During early phases of brain development gene expression and postranslational modifications of gene expression are controlled by biochemical signals which are produced in a cellular microenvironment. Later in brain development there is a difference from the development of other organs because electrical signals are added to biochemical messengers as a further signaling in the self-organizing between genes and their respective environments. It must be considered that these electrical signals are capable in influencing gene expression and postranslational modifications. Electrical signals are transported by neuronal processes over distances and with highly topological selectively. This enlarges the range and complexity of the "environment" available to self-organization process. The "environment" relevant to brain self-organization includes all domains with which the evolving brain is capable to interact and from which it receives messages. The same electrical signals which convey messages are used by the brain as information carriers for computational process .... results in the replacement of sensory stimuli by self-organization activity patterns that are contingent on past experience, present motivational state and expectancy of the future. _Turbes1993
Something has to "wake up" the developing brain to initiate this highly complex process of autopoietic development. While the child remains warm and wet within the womb, it has little reason to wake. But when squeezed and thrust into the cold and open brightness, little eyes instinctively open in reaction to the disturbance. This tiny opening sets up a chain of events leading to the jazz riff or the discovery of a new scientific principle.
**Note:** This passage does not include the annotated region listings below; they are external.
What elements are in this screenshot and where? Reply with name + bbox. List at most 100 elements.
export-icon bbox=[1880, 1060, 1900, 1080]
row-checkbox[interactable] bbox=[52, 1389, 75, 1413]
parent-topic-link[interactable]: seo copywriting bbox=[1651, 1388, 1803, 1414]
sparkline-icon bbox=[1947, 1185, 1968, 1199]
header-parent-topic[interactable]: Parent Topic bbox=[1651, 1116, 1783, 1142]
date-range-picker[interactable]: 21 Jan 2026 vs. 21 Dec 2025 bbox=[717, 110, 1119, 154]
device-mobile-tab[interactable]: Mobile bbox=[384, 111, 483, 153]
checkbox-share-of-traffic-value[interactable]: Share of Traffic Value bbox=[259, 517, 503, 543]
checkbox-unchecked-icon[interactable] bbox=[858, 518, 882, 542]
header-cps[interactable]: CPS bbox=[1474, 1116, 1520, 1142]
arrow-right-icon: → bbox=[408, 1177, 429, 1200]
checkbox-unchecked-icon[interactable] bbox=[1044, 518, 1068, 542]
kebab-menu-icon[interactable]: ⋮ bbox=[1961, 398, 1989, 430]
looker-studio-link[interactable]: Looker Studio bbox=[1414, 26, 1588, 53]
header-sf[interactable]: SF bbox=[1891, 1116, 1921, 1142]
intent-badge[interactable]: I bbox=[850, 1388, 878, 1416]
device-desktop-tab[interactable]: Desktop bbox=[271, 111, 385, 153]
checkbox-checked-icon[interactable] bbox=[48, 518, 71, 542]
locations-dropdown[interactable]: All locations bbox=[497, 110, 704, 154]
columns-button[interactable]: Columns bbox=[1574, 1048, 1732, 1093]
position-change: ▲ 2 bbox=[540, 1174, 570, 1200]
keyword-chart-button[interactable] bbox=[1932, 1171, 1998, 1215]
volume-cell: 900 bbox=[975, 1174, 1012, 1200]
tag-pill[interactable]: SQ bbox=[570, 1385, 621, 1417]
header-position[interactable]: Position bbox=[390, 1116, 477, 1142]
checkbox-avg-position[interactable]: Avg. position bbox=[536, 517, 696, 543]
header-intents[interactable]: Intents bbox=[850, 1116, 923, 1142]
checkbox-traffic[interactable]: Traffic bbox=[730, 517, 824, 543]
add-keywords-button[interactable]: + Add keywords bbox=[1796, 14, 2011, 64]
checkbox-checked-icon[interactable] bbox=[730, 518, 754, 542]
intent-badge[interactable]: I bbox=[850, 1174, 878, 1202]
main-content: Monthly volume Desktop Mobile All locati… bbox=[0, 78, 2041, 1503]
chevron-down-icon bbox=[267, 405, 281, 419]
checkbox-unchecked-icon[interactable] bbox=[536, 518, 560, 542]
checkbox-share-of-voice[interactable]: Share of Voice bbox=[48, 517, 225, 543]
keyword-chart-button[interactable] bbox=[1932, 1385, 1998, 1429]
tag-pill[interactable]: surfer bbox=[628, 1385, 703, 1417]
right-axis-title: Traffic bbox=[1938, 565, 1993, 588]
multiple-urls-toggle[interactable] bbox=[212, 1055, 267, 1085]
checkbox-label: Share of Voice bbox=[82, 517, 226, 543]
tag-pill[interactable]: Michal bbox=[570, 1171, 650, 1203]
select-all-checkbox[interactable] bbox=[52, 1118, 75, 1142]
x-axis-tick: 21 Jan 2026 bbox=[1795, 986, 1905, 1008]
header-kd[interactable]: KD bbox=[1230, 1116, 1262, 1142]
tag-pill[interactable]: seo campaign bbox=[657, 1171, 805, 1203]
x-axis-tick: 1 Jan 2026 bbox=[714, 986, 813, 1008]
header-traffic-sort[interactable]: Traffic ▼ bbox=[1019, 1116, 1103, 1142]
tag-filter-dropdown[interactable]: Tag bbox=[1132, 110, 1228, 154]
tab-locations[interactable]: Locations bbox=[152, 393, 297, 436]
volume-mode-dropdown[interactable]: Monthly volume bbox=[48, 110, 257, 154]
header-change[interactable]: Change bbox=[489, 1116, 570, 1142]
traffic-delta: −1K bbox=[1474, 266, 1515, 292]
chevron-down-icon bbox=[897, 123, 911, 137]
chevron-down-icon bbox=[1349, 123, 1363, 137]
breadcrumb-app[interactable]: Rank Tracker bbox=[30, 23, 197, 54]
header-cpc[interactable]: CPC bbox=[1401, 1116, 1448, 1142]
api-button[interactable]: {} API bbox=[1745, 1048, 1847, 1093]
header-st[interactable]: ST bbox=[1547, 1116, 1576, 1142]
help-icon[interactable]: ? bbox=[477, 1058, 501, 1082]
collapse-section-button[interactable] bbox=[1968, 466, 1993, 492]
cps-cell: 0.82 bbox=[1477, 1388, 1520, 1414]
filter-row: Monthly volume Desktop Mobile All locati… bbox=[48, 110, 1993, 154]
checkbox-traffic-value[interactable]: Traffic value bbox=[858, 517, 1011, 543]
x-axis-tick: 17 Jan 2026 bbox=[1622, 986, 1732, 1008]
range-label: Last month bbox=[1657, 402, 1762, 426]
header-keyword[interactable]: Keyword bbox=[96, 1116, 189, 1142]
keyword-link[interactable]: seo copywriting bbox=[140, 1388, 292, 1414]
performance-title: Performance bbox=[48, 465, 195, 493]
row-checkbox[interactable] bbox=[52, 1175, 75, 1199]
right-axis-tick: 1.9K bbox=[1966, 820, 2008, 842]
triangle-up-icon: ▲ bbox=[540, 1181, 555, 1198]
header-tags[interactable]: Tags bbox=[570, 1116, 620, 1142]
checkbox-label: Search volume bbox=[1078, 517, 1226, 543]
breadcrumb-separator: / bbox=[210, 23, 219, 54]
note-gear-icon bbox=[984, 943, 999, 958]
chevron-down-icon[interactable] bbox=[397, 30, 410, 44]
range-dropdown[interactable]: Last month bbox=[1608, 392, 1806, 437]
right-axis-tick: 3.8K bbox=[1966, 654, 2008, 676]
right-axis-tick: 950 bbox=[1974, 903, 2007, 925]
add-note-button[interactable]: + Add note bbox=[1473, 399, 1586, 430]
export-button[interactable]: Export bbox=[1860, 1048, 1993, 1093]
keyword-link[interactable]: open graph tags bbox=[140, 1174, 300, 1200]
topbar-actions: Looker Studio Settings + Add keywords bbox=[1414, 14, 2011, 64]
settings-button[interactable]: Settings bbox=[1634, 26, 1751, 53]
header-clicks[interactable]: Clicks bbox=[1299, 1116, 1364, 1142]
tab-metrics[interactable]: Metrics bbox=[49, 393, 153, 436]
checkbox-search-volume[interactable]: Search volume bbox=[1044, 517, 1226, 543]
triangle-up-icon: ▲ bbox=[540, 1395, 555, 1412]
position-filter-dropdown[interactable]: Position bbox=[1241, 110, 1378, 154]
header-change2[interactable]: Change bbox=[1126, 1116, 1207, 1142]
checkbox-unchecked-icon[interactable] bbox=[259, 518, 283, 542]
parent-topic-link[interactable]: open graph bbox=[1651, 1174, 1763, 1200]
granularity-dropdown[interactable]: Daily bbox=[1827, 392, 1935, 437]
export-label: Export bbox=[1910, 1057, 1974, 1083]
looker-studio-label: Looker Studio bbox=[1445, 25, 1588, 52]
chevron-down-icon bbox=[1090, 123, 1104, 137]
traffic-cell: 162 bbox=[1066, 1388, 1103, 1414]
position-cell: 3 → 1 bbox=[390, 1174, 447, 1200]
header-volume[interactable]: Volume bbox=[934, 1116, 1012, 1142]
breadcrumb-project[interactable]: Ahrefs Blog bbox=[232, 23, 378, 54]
Far from being a mere local phenomenon, clusters of nerves organise themselves both locally and over distances within the brain, and between the brain and peripheral organs of the body. How is it done?
A considerable amount of evidence and theory suggests that transient, short-lived phase-coupled oscillations within and between specialized areas of the brain provide a mechanism for neural integration. The idea is that these oscillations are coupled or “bound” together into a coherent network when people attend to a stimulus, perceive, remember, think and act. __ScottKelso
In the brain, traditional biochemical signaling and transduction is combined with neuroelectrical stimulation in a complex brew of cognitive magic. Current understanding of the brain is not yet at a fine enough resolution to trace back to first principles of how mind emerges from brain. But we are getting there.